A $10.1 million grant the California Institute for Regenerative Medicine (CIRM) awarded to ViaCyte last week will be used to move the San Diego diabetes company’s stem cell and cell encapsulation technologies into human clinical trials, according to ViaCyte CEO Paul Laikind. CIRM administers $3 billion in funding for stem cell science that California voters approved in 2004 with the passage of Proposition 71.
ViaCyte has developed a pair of related technologies that have eliminated symptoms in diabetic rats and mice. The company was founded in 1999, merged with CyThera and BresaGen in 2004, and was renamed ViaCyte in 2010.
Using genetic tools, ViaCyte says it can direct embryonic stem cells to produce pancreatic progenitor cells with the ability to produce large quantities of safe and functional islet cells, which can be used to treat patients with insulin-dependent Type 1 and Type 2 diabetes. A related proprietary technology enables ViaCyte to encapsulate its engineered cells in packets that can be implanted beneath the skin in a way that allows the encapsulated cells to release insulin into the bloodstream.

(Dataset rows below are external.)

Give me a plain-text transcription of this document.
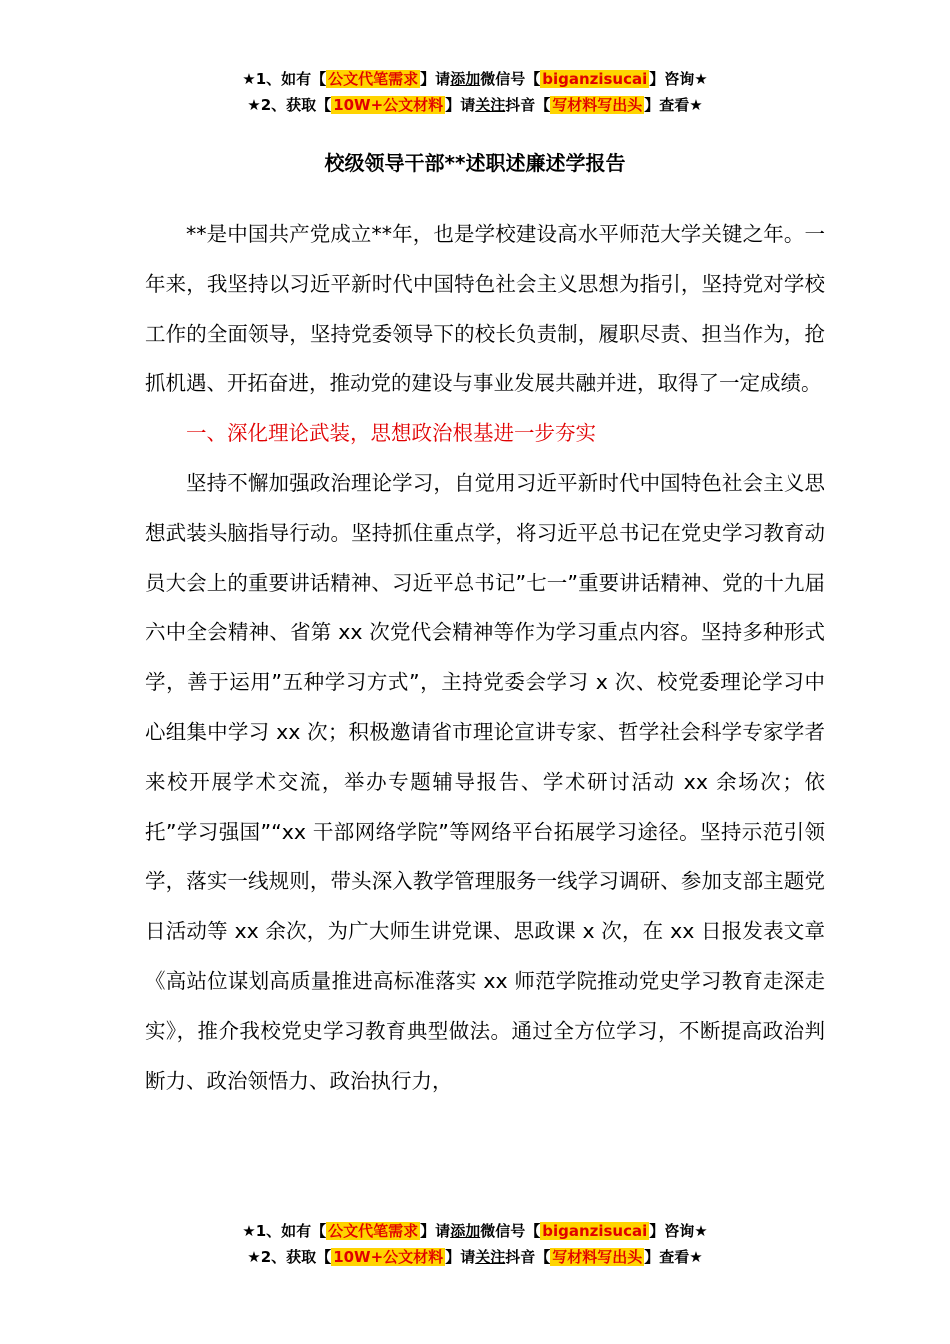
★1、如有【 公文代笔需求 】请添加微信号【 biganzisucai 】咨询★
★2、获取【 10W+公文材料 】请关注抖音【 写材料写出头 】查看★
校级领导干部**述职述廉述学报告

**是中国共产党成立**年，也是学校建设高水平师范大学关键之年。一年来，我坚持以习近平新时代中国特色社会主义思想为指引，坚持党对学校工作的全面领导，坚持党委领导下的校长负责制，履职尽责、担当作为，抢抓机遇、开拓奋进，推动党的建设与事业发展共融并进，取得了一定成绩。

一、深化理论武装，思想政治根基进一步夯实

坚持不懈加强政治理论学习，自觉用习近平新时代中国特色社会主义思想武装头脑指导行动。坚持抓住重点学，将习近平总书记在党史学习教育动员大会上的重要讲话精神、习近平总书记”七一”重要讲话精神、党的十九届六中全会精神、省第 xx 次党代会精神等作为学习重点内容。坚持多种形式学，善于运用”五种学习方式”，主持党委会学习 x 次、校党委理论学习中心组集中学习 xx 次；积极邀请省市理论宣讲专家、哲学社会科学专家学者来校开展学术交流，举办专题辅导报告、学术研讨活动 xx 余场次；依托”学习强国”“xx 干部网络学院”等网络平台拓展学习途径。坚持示范引领学，落实一线规则，带头深入教学管理服务一线学习调研、参加支部主题党日活动等 xx 余次，为广大师生讲党课、思政课 x 次，在 xx 日报发表文章《高站位谋划高质量推进高标准落实 xx 师范学院推动党史学习教育走深走实》，推介我校党史学习教育典型做法。通过全方位学习，不断提高政治判断力、政治领悟力、政治执行力，

★1、如有【 公文代笔需求 】请添加微信号【 biganzisucai 】咨询★
★2、获取【 10W+公文材料 】请关注抖音【 写材料写出头 】查看★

The company describes its technology as an “artificial pancreas” that does not require drugs to suppress the body’s immune response to the implanted cells.
Laikind, who was named as ViaCyte CEO in June, told me yesterday at San Diego’s annual Stem Cell Meeting on the Mesa that CIRM has supported ViaCyte through previous rounds of funding. In announcing the grant, CIRM noted that the independent Grants Working Group characterized ViaCyte’s proposed therapy as the “holy grail” of diabetes treatments.
“The focus now is on getting through the pre-IND (Investigational New Drug) studies,” Laikind said. “We just had a pre-IND meeting with the FDA and laid out the path to the clinic and the preliminary clinical trial protocol.” He added that the company would likely file its IND application with the FDA toward the end of 2013.
The California stem cell agency said it also awarded $9.3 million to Bluebird Bio, which has offices in Cambridge, MA, and San Francisco, to use a stem cell and gene therapy approach to young patients with Beta-thalassemia, a genetic blood disorder. B-thalassemia patients have an inadequate amount of functional hemoglobin, the protein that distributes oxygen through the circulatory system. In severe cases, B-thalassemia can cause organ damage and death.
Both grants were awarded at the October 25th meeting of the stem cell agency’s governing board, the Independent Citizens Oversight Committee (ICOC). CIRM says they are the first awards under the agency’s Strategic Partnership Awards initiative, which is designed to engage more effectively with industry and to increase outside investment in CIRM-funded stem cell research.
The statement from CIRM quotes ICOC chairman Jonathan Thomas as saying: “These awards are designed to help companies complete early stage clinical trials within four years. We feel if we can help companies demonstrate that their therapies are safe, even in small groups of patients, that they will then be able to attract funding from a large biotech or pharmaceutical company to help them complete larger-scale clinical trials and get FDA approval.”